La otra incorporación, si puede decirse así, va por abajo. En la primera mitad de los 70, Luis Alberto Spinetta grabó con su grupo Invisible “El anillo del Capitán Beto”, en el que muchos vieron un homenaje al “Beto” Alonso, por entonces gran ídolo en Ríver, una alusión reforzada por la presencia en la consola de la nave espacial “hecha en Haedo” de un banderín rojo y blanco. Para entonces, y por mucho tiempo, que el rock tuviera algo que ver con el fútbol era una rareza y el capitán Beto uno de los tantos caprichos de la mente insondable del Flaco.

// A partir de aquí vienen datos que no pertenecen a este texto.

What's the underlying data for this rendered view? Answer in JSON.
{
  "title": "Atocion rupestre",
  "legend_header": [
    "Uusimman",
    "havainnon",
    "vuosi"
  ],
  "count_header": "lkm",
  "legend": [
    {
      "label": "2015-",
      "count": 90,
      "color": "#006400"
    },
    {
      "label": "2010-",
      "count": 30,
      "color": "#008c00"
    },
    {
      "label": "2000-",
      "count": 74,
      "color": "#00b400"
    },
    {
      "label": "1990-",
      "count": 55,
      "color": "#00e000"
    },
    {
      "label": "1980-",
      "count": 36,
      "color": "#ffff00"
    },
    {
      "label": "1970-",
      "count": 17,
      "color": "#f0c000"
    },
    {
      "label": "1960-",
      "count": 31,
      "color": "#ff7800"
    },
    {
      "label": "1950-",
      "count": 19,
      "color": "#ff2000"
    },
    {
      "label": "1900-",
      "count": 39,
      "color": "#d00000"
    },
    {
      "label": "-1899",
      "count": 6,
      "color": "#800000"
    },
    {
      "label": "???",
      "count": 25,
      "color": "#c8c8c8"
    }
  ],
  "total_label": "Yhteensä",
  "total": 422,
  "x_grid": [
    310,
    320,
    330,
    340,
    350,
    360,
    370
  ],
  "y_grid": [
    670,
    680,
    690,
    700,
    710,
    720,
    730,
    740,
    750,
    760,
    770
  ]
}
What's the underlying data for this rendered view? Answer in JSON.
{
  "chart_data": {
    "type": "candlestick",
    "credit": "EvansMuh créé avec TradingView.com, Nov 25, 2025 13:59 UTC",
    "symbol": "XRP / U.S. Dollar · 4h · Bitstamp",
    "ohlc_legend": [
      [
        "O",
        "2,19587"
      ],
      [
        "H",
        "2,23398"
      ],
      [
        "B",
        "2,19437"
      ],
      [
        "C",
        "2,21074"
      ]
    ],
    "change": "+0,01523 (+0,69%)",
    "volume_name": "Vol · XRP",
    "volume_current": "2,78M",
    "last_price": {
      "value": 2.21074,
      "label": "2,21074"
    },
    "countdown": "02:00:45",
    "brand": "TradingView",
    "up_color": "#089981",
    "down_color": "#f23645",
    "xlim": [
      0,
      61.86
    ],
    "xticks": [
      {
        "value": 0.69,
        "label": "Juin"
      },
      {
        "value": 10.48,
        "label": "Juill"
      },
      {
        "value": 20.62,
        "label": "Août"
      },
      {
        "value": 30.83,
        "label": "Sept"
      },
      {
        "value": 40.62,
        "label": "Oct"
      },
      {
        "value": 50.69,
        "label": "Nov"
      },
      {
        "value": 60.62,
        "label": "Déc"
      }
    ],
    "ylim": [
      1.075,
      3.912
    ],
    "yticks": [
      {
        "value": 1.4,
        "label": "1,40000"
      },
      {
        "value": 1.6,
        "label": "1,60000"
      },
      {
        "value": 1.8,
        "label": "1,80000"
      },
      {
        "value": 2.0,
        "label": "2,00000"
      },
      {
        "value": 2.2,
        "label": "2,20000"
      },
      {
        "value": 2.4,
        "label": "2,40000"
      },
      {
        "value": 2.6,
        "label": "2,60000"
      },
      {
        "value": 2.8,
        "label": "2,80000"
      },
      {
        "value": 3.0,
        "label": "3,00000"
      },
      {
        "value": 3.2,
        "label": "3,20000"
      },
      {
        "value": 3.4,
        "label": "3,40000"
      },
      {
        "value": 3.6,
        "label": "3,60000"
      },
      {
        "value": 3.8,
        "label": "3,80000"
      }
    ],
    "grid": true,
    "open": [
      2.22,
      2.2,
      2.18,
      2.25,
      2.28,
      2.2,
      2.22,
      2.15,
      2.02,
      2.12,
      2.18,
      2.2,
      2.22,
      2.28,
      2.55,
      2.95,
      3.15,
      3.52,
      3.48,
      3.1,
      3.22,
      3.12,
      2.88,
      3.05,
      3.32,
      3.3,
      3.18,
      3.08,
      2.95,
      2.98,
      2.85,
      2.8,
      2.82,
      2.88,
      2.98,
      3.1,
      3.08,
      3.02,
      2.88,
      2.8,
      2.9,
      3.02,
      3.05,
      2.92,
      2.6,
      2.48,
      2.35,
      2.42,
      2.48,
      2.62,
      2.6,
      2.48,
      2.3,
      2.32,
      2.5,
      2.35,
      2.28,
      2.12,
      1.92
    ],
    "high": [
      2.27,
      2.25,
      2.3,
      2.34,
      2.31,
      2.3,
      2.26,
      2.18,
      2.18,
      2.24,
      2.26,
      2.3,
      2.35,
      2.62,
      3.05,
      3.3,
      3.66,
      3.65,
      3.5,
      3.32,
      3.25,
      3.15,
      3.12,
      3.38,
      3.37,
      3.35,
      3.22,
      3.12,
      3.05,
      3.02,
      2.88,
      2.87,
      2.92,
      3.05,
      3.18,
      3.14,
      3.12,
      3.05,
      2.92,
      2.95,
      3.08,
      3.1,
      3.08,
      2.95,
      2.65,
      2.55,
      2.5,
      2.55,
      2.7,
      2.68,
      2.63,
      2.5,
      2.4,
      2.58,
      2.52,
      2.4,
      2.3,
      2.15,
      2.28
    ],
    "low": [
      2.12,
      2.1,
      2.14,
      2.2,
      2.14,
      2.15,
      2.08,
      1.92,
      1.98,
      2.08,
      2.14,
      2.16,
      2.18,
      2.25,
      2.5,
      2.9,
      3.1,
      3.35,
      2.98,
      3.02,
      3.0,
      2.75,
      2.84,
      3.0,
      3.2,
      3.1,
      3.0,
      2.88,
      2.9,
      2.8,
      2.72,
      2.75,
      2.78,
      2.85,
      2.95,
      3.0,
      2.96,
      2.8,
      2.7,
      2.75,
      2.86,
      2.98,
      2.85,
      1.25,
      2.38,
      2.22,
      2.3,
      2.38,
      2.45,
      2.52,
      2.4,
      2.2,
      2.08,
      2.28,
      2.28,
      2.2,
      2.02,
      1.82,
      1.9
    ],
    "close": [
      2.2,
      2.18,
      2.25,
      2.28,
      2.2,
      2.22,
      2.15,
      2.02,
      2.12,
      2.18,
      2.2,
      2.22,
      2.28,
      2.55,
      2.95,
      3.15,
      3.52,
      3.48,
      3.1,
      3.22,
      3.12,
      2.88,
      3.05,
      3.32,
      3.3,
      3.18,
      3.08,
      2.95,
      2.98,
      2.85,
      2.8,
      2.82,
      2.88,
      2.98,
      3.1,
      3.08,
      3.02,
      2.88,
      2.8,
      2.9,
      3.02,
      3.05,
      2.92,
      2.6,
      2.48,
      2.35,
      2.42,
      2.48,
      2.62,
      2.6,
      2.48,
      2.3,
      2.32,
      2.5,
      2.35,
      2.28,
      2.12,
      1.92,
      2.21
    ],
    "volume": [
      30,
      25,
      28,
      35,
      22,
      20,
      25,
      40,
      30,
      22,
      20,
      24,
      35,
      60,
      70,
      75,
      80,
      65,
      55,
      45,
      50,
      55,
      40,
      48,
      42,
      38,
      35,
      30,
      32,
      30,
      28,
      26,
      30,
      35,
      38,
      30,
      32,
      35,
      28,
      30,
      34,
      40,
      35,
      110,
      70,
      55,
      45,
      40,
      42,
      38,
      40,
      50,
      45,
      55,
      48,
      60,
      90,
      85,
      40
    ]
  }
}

“Ir a un show de Los Redondos” –dice Sergio Marchi en su polémico y valiente El rock perdido (2005)-, ya en los 90, no más ni menos que ir a un partido de fútbol. Con los mismos trapos, las mismas luces, los mismos riesgos y, lo peor de todo, con la misma mentalidad cavernaria que hace de la violencia un condimento natural de cualquier tribuna de fútbol.” El pogo, los trapos, el deseo del público de que lo que sucede alrededor sea más importante que lo que viene del escenario –se suele decir que el “verdadero espectáculo está en las tribunas”, sobre todo cuando se habla de la hinchada de Rácing- emparentan a rockeros e hinchas. Y para muchos, las bengalas (las mismas que produjeron la tragedia de Cromañon) son una importación que llegó del fútbol de la mano de la llamada “cultura del aguante”, que consiste sucintamente en la elevación de la pasión a valor único y a la celebración del fanatismo (por una camiseta o por un conjunto de rock) como un sentimiento no sólo comprensible sino también deseable, o en el mejor de los casos pintoresco, como se ocupa de mostrar el programa “El Aguante”, que emite TyC Sports.
Entonces el escenario que rodea a este mundial, que su vez lo resume, es la de una cultura que se va ampliando y extendiendo, en la cual los ricos encuentran una forma de ligarse a su comunidad que en muchas ocasiones es un buen negocio, y los pobres algo que los represente, cuando ya nada parece hacerlo.